The main advantage of FUE is that there is never a linear scar – just small punctuate ones, that if done properly will be unnoticeable even if the hair is very short – almost shaved. Of course, FUE can also be improperly done, in which case purulent cysts can develop and the scars may be larger and very short hair might not be cosmetically possible (Figures 16, 17).
On the other hand, the main disadvantages of FUE are that hair survival of FU harvested via FUE can be reasonably expected to be lower than in microscopically-prepared FU from strips, and if large numbers of grafts are, or will one day need to be harvested, more of the grafts will only have temporary hair. Not incidentally, the punctuate scars that are present in only temporarily hair-bearing fringe areas today, will become noticeable when that hair is lost in the future. If you are relatively young and contemplating FUE, I urge you to now re-read this paragraph and the bold lettered paragraph above.
All the same, FUE has other advantages that make it useful in certain individuals – for example in some men who have very tight scalps or bad scars from prior hair transplanting and in older men in whom one can more accurately predict a relatively small bald area developing over their lifetime than in young men. As alluded to above, it is also useful for getting hair to transplant into a wider than usual linear scar – cosmetically eliminating it. We are also in the process of perfecting FUE technique and instrumentation to improve hair transection and hair survival rates that, as mentioned earlier, currently are typically not as good as for microscopically prepared strip FU/hairs. (For example, I have been consulting with a company that has been perfecting robotic extraction of FU with lower than common manual FUE transection rates).

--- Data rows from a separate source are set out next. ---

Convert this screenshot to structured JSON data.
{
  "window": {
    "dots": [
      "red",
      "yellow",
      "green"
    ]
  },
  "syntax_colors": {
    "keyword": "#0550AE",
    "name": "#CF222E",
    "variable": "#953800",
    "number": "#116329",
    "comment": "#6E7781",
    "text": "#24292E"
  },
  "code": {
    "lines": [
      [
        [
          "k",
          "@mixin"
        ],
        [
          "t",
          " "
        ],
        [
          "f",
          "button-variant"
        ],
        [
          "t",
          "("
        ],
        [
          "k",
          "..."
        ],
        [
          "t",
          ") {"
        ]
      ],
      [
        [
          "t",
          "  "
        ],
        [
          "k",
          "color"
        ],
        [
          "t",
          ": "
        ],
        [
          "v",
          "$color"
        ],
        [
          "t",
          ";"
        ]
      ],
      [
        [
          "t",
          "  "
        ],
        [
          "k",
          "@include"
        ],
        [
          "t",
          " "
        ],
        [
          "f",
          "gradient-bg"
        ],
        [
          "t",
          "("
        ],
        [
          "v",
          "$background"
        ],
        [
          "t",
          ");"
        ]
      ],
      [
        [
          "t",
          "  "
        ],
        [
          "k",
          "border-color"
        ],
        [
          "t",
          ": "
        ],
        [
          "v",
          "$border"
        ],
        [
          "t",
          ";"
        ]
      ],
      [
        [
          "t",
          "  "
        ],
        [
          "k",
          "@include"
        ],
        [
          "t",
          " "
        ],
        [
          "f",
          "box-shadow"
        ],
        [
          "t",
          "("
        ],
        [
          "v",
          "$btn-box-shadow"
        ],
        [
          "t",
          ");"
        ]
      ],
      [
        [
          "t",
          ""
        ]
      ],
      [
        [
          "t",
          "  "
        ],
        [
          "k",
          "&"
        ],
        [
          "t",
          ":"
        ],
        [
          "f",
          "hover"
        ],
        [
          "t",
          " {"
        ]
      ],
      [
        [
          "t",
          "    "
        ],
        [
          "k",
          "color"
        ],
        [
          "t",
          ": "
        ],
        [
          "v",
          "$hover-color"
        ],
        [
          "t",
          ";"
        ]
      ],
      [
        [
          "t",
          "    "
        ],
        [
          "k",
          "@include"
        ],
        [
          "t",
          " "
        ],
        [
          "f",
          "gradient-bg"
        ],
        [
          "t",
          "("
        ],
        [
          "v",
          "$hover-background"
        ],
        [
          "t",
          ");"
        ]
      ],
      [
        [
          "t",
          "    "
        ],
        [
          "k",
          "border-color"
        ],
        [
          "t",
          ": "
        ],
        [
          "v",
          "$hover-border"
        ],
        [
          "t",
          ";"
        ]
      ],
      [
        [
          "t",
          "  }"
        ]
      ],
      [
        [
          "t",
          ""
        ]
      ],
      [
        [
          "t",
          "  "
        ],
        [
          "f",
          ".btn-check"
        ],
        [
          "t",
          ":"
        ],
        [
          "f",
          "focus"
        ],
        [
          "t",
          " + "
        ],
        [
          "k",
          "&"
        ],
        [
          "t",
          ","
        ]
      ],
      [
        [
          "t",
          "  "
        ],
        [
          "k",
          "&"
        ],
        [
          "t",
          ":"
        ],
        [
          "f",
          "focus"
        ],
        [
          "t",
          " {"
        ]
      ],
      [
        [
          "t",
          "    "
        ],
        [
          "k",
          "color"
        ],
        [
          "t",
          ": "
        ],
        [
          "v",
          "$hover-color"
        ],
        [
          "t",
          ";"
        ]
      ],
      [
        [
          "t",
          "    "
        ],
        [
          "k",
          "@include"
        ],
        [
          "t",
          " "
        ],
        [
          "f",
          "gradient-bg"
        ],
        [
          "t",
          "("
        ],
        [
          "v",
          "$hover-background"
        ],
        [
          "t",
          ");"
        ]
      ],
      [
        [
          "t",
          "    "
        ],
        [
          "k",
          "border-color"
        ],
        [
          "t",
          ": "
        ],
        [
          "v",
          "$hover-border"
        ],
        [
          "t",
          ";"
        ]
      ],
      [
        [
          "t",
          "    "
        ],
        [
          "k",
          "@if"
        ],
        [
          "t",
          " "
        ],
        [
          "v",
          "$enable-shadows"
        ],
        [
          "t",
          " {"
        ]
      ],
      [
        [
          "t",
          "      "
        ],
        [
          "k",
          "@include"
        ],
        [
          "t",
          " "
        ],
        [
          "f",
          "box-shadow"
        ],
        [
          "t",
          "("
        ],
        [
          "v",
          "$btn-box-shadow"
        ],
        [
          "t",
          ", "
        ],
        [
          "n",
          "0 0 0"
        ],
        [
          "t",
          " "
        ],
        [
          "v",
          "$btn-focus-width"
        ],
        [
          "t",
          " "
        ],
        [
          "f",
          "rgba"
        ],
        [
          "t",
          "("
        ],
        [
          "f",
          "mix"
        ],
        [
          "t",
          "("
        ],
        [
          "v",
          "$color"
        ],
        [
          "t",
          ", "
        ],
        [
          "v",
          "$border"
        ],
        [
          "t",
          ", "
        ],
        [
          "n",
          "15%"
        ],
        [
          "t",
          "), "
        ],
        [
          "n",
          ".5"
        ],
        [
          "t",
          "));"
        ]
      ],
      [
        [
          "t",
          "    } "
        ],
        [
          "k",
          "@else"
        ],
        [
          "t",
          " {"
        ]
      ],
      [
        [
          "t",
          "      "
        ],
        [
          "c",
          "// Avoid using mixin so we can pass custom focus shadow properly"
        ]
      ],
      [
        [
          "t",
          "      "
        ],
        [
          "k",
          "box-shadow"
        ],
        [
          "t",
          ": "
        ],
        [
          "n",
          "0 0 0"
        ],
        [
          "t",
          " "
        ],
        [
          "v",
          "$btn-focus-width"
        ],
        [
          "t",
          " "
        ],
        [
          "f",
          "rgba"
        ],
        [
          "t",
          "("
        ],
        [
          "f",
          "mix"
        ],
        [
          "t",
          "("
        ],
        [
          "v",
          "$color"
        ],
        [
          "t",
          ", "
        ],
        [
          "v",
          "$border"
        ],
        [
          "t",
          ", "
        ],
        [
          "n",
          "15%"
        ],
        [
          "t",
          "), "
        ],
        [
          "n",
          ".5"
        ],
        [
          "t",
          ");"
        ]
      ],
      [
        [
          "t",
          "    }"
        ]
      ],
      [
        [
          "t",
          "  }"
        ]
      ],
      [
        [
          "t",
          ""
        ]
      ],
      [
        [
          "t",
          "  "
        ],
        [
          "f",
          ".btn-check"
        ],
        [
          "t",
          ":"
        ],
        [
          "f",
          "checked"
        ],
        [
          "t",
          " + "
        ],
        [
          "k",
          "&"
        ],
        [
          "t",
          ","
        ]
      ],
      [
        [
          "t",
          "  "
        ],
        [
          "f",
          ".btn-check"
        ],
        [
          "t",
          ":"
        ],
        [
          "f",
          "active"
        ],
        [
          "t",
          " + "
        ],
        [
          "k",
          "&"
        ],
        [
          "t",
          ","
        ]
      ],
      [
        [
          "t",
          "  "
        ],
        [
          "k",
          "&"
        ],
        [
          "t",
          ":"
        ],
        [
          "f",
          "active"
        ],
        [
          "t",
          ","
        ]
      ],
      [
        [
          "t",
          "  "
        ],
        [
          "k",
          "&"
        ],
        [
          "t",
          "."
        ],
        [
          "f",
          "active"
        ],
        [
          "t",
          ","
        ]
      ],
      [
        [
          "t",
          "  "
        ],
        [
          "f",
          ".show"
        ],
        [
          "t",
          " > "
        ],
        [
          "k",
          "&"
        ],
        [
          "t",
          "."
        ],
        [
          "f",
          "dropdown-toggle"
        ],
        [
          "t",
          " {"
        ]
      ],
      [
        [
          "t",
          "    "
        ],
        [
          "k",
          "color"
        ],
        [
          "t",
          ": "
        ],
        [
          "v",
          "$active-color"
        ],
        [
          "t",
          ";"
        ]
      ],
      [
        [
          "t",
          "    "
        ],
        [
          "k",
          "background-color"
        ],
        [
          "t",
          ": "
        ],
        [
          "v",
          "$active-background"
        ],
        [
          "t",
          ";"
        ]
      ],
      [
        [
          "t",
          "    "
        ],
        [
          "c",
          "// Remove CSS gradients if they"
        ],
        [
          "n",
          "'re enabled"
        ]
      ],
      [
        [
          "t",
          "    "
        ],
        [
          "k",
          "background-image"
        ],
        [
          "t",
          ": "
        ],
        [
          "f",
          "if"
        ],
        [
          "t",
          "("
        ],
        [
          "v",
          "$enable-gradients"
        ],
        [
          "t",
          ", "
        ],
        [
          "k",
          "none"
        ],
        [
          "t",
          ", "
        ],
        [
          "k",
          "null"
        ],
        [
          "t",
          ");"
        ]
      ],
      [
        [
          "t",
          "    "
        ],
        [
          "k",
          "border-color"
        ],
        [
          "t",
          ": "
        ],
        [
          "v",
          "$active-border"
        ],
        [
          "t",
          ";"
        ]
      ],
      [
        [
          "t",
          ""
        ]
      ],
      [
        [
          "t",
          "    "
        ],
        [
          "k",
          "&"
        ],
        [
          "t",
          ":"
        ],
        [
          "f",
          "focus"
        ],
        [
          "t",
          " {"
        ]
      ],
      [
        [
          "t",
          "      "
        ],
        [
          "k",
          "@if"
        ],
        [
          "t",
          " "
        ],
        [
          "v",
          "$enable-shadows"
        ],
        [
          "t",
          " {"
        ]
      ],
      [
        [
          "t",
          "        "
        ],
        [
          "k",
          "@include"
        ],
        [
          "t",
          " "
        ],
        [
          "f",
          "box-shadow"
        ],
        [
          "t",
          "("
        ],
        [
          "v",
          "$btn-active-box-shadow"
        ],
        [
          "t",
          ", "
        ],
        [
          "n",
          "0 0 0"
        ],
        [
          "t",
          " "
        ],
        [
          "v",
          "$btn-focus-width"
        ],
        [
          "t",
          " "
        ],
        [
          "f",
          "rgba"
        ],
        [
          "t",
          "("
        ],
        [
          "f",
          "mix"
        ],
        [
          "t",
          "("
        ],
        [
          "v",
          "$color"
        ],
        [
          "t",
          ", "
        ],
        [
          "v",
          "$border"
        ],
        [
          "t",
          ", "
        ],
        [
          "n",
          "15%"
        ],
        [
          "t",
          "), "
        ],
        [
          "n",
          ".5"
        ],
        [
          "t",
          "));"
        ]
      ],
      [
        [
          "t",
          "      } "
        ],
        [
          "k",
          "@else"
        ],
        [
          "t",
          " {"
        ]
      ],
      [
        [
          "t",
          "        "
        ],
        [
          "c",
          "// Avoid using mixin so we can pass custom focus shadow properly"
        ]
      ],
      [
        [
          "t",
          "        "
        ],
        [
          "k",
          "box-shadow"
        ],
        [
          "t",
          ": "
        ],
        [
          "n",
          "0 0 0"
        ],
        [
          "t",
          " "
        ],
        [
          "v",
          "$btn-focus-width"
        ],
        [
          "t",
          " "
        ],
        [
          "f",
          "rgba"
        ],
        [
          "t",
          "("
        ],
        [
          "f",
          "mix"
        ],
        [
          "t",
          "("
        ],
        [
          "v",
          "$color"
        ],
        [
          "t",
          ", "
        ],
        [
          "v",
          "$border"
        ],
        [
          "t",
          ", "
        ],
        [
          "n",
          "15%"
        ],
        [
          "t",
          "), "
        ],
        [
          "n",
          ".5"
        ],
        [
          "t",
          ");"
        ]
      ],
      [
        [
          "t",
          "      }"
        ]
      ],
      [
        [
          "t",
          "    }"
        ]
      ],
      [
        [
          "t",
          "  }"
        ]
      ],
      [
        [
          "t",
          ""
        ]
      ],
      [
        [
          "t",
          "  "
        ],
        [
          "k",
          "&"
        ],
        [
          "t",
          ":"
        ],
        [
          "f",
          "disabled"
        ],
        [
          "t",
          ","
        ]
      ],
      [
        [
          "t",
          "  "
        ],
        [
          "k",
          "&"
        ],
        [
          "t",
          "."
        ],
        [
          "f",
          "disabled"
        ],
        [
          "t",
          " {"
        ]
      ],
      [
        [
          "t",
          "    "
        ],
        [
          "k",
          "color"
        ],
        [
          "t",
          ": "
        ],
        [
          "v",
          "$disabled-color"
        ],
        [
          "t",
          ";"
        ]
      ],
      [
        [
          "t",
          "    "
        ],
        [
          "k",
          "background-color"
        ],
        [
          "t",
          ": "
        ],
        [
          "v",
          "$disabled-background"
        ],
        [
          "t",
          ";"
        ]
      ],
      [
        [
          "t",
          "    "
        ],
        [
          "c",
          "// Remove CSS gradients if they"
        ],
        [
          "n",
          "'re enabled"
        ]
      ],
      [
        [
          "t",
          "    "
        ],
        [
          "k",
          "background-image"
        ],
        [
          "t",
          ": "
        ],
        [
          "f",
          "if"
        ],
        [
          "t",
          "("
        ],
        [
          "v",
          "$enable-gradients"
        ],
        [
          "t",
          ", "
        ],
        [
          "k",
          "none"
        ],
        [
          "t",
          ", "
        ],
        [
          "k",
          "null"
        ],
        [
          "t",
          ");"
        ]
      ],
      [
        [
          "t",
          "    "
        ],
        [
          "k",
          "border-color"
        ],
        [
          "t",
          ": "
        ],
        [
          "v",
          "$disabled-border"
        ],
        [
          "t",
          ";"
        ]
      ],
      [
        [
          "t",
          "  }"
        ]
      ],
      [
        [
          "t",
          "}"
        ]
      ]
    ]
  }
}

In time, FUE will become more useful and in more men especially if it is combined with strip harvesting. For example, often after three or more strip harvests in the same area, the hair density and scalp laxity is sufficiently reduced that another and necessary narrower strip including the prior scar, will yield fewer FU than a FUE session would. However, FUE far from the panacea that some of its Internet proponents suggest it is – especially for young men in whom the ultimate size of the bald and donor areas are far less certain than in older men. (Long-term donor hair density is also less certain in younger men.)